From its perch in a downtown Minneapolis office tower, Piper Jaffray Companies may seem far removed from the gunslinger culture on Wall Street.
But lately, Piper has been gunning for big deals and top talent -- and walking away with a fistful of dollars.
Two years of brutal downsizing and consolidation on Wall Street, combined with the disappearance of such storied firms as Lehman Brothers and Bear Stearns, as well as a slew of regional investment banks, have given Piper the opportunity to play on a bigger stage, according to industry analysts.
Over the past year, the firm has landed deals that once might have seemed out of reach for a midsized investment bank.
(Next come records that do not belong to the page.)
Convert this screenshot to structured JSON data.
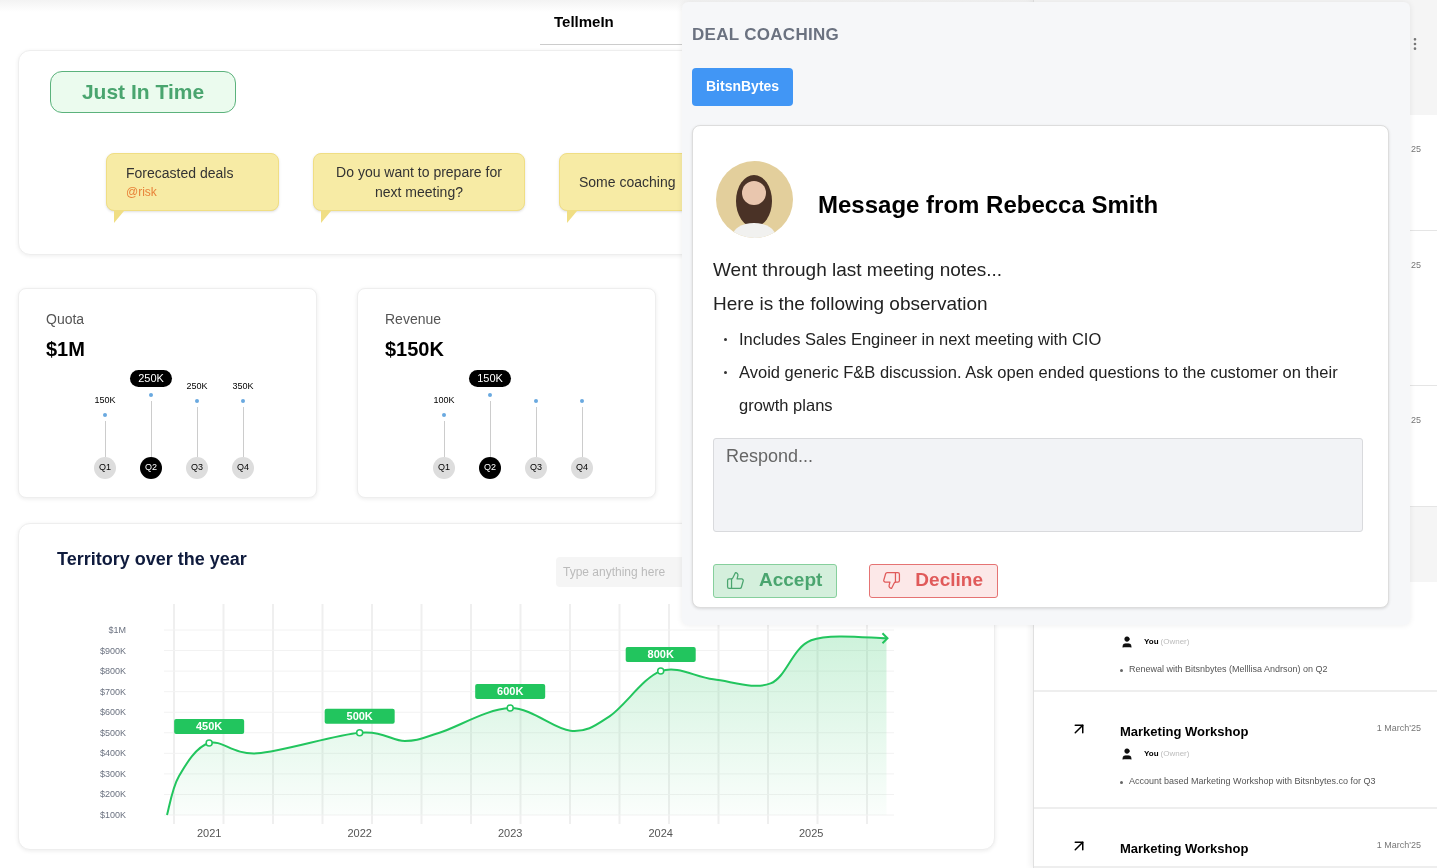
{
  "header": {
    "tab": "TellmeIn"
  },
  "jit": {
    "badge": "Just In Time",
    "bubbles": [
      {
        "text": "Forecasted deals",
        "tag": "@risk"
      },
      {
        "text": "Do you want to prepare for next meeting?"
      },
      {
        "text": "Some coaching"
      }
    ]
  },
  "metrics": [
    {
      "title": "Quota",
      "value": "$1M",
      "quarters": [
        {
          "label": "Q1",
          "value": "150K",
          "selected": false
        },
        {
          "label": "Q2",
          "value": "250K",
          "selected": true
        },
        {
          "label": "Q3",
          "value": "250K",
          "selected": false
        },
        {
          "label": "Q4",
          "value": "350K",
          "selected": false
        }
      ]
    },
    {
      "title": "Revenue",
      "value": "$150K",
      "quarters": [
        {
          "label": "Q1",
          "value": "100K",
          "selected": false
        },
        {
          "label": "Q2",
          "value": "150K",
          "selected": true
        },
        {
          "label": "Q3",
          "selected": false
        },
        {
          "label": "Q4",
          "selected": false
        }
      ]
    }
  ],
  "territory": {
    "title": "Territory over the year",
    "search": {
      "placeholder": "Type anything here"
    },
    "chart_data": {
      "type": "area",
      "grid": true,
      "x": [
        2020.72,
        2020.8,
        2021,
        2021.32,
        2022,
        2022.3,
        2022.53,
        2023,
        2023.4,
        2023.66,
        2024,
        2024.35,
        2024.73,
        2025,
        2025.5
      ],
      "series": [
        {
          "color": "#22c55e",
          "values": [
            100000,
            290000,
            450000,
            400000,
            500000,
            460000,
            500000,
            620000,
            510000,
            580000,
            800000,
            760000,
            740000,
            950000,
            960000
          ]
        }
      ],
      "xlim": [
        2020.7,
        2025.55
      ],
      "xticks": [
        2021,
        2022,
        2023,
        2024,
        2025
      ],
      "yticks": [
        {
          "value": 100000,
          "label": "$100K"
        },
        {
          "value": 200000,
          "label": "$200K"
        },
        {
          "value": 300000,
          "label": "$300K"
        },
        {
          "value": 400000,
          "label": "$400K"
        },
        {
          "value": 500000,
          "label": "$500K"
        },
        {
          "value": 600000,
          "label": "$600K"
        },
        {
          "value": 700000,
          "label": "$700K"
        },
        {
          "value": 800000,
          "label": "$800K"
        },
        {
          "value": 900000,
          "label": "$900K"
        },
        {
          "value": 1000000,
          "label": "$1M"
        }
      ],
      "ylim": [
        100000,
        1000000
      ],
      "annotations": [
        {
          "x": 2021,
          "y": 450000,
          "text": "450K"
        },
        {
          "x": 2022,
          "y": 500000,
          "text": "500K"
        },
        {
          "x": 2023,
          "y": 620000,
          "text": "600K"
        },
        {
          "x": 2024,
          "y": 800000,
          "text": "800K"
        }
      ]
    }
  },
  "activity": {
    "rows": [
      {
        "kind": "hidden",
        "date": "25"
      },
      {
        "kind": "hidden",
        "date": "25"
      },
      {
        "kind": "hidden",
        "date": "25"
      },
      {
        "kind": "item",
        "owner": "You",
        "role": "(Owner)",
        "note": "Renewal with Bitsnbytes (Melllisa Andrson) on Q2"
      },
      {
        "kind": "item",
        "title": "Marketing Workshop",
        "date": "1 March'25",
        "owner": "You",
        "role": "(Owner)",
        "note": "Account based Marketing Workshop with Bitsnbytes.co for Q3"
      },
      {
        "kind": "item",
        "title": "Marketing Workshop",
        "date": "1 March'25"
      }
    ]
  },
  "coaching": {
    "title": "DEAL COACHING",
    "account": "BitsnBytes",
    "message": {
      "heading": "Message from Rebecca Smith",
      "lead": "Went through last meeting notes...",
      "intro": "Here is the following observation",
      "bullets": [
        "Includes Sales Engineer in next meeting with CIO",
        "Avoid generic F&B discussion. Ask open ended questions to the customer on their growth plans"
      ],
      "reply": {
        "placeholder": "Respond..."
      },
      "actions": [
        {
          "kind": "accept",
          "label": "Accept"
        },
        {
          "kind": "decline",
          "label": "Decline"
        }
      ]
    }
  }
}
They include:
A $476 million bond offering for the city of Houston -- the largest public finance transaction ever underwritten by Piper.
The initial public offering of China-based Duoyuan Global Water, a water-equipment-maker whose stock rose 124 percent last year, making it the top-performing new issue on a U.S. exchange in 2009.
A $58 million bond issue for the University of Minnesota, the first time the university has hired a non-New York firm as a lead underwriter on a bond offering.
No one expects Piper to report blowout profits when it announces fourth-quarter earnings this Wednesday. But analysts maintain that Piper has emerged from the worst of the financial crisis much stronger than many of its peers. The firm has little debt; a presence in two markets -- China and Hong Kong -- where stock offerings are on the rise; and an executive team that is determined to hire more dealmakers even as rival financial firms are bleeding staff.